A. The answer to this question follows on from the last. ‘Dharma Mind’ is the mind that no longer is goal-orientated or fuelled by self-interest (worldly mind). To come to this point requires swimming against the current of self-interest, which cannot be done by an act of will. Instead we embark upon Dharma practice, which can be stated simply as going for refuge and pursuing the middle way (eightfold path). Through time and commitment we are no longer possessed by self-interest, but rather live life spontaneously (selflessly) responding to what is in front of us. Or put another way, when the ‘Dharma Mind’ is fulfilled, we awaken to our intrinsic pure awareness.
As for the second part of your question, the most common way to cultivate the path through developing understanding is via the eight steps of the eightfold path, generally reduced to three main components – ethics, concentration and wisdom. These are nurtured in various ways, depending on the tradition and specific practices. It is the deliberate use of these steps (often in specific stages) that allows the unfolding of insight and the seeing of things as ‘they really are’.
We are taught in Buddhism that in order to go beyond suffering the crucial focus must be on the fourth noble truth and the cultivation of understanding through the eight steps or three components. But actually it is not the eightfold path that is at the heart of the fourth noble truth. The middle way is at the heart. For only by walking the middle way is it possible to go beyond eternal suffering. The Buddha ‘teased’ out the middle way and systematised it into eight steps to make it possible for most of us to understand this ambiguous concept, to make it possible for us to begin work on ourselves, to fulfil the promise of the fourth noble truth.

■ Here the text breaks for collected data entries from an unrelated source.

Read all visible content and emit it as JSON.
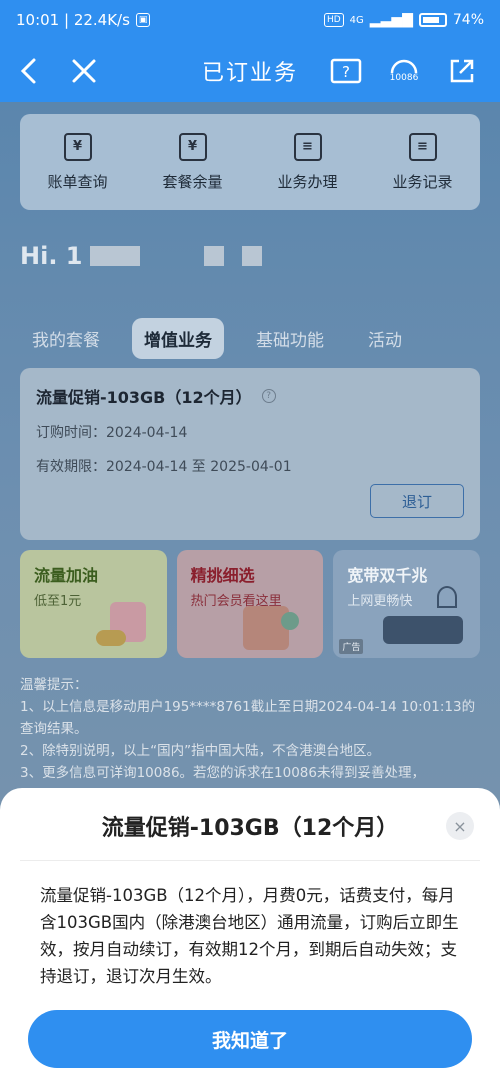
{
  "status_bar": {
    "time_speed": "10:01 | 22.4K/s",
    "hd": "HD",
    "network": "4G",
    "battery": "74%"
  },
  "nav": {
    "title": "已订业务",
    "service_label": "10086"
  },
  "quick_actions": [
    {
      "label": "账单查询",
      "icon": "bill-search-icon"
    },
    {
      "label": "套餐余量",
      "icon": "calendar-icon"
    },
    {
      "label": "业务办理",
      "icon": "clipboard-icon"
    },
    {
      "label": "业务记录",
      "icon": "document-icon"
    }
  ],
  "greeting": {
    "text": "Hi. 1"
  },
  "tabs": [
    {
      "label": "我的套餐",
      "active": false
    },
    {
      "label": "增值业务",
      "active": true
    },
    {
      "label": "基础功能",
      "active": false
    },
    {
      "label": "活动",
      "active": false
    }
  ],
  "package": {
    "title": "流量促销-103GB（12个月）",
    "order_time": "订购时间：2024-04-14",
    "validity": "有效期限：2024-04-14 至 2025-04-01",
    "unsubscribe_label": "退订"
  },
  "promos": [
    {
      "title": "流量加油",
      "subtitle": "低至1元"
    },
    {
      "title": "精挑细选",
      "subtitle": "热门会员看这里"
    },
    {
      "title": "宽带双千兆",
      "subtitle": "上网更畅快",
      "badge": "广告"
    }
  ],
  "tips": {
    "heading": "温馨提示：",
    "line1": "1、以上信息是移动用户195****8761截止至日期2024-04-14 10:01:13的查询结果。",
    "line2": "2、除特别说明，以上“国内”指中国大陆，不含港澳台地区。",
    "line3": "3、更多信息可详询10086。若您的诉求在10086未得到妥善处理，"
  },
  "sheet": {
    "title": "流量促销-103GB（12个月）",
    "close": "×",
    "body": "流量促销-103GB（12个月），月费0元，话费支付，每月含103GB国内（除港澳台地区）通用流量，订购后立即生效，按月自动续订，有效期12个月，到期后自动失效；支持退订，退订次月生效。",
    "confirm_label": "我知道了"
  },
  "colors": {
    "primary": "#2f8ff0"
  }
}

For those that are of the mind and inclination, however, it is possible to aspire to the fourth noble truth (and the middle way) in a direct way, without going down the developmental route of using the stages and the many conceptual practices required to walk the path in that way. Two traditions that don’t concern themselves with the ‘bits and pieces’ of the path are Zen and Dzogchen. Zen, for example , rather than walk through stages on the path, positions itself at the end of the path (so to speak) where all concepts and developmental stages have dropped away. Zen nurtures a fundamental spirit of openness and completeness from the beginning (sometimes called ‘beginner’s mind’). This I have chosen to call ‘Dharma Mind’. It is like aspiring to the awakened mind right from the beginning of training, the awakened mind free from concepts, ambition and dualities, which abides in the present moment with complete openness and courage.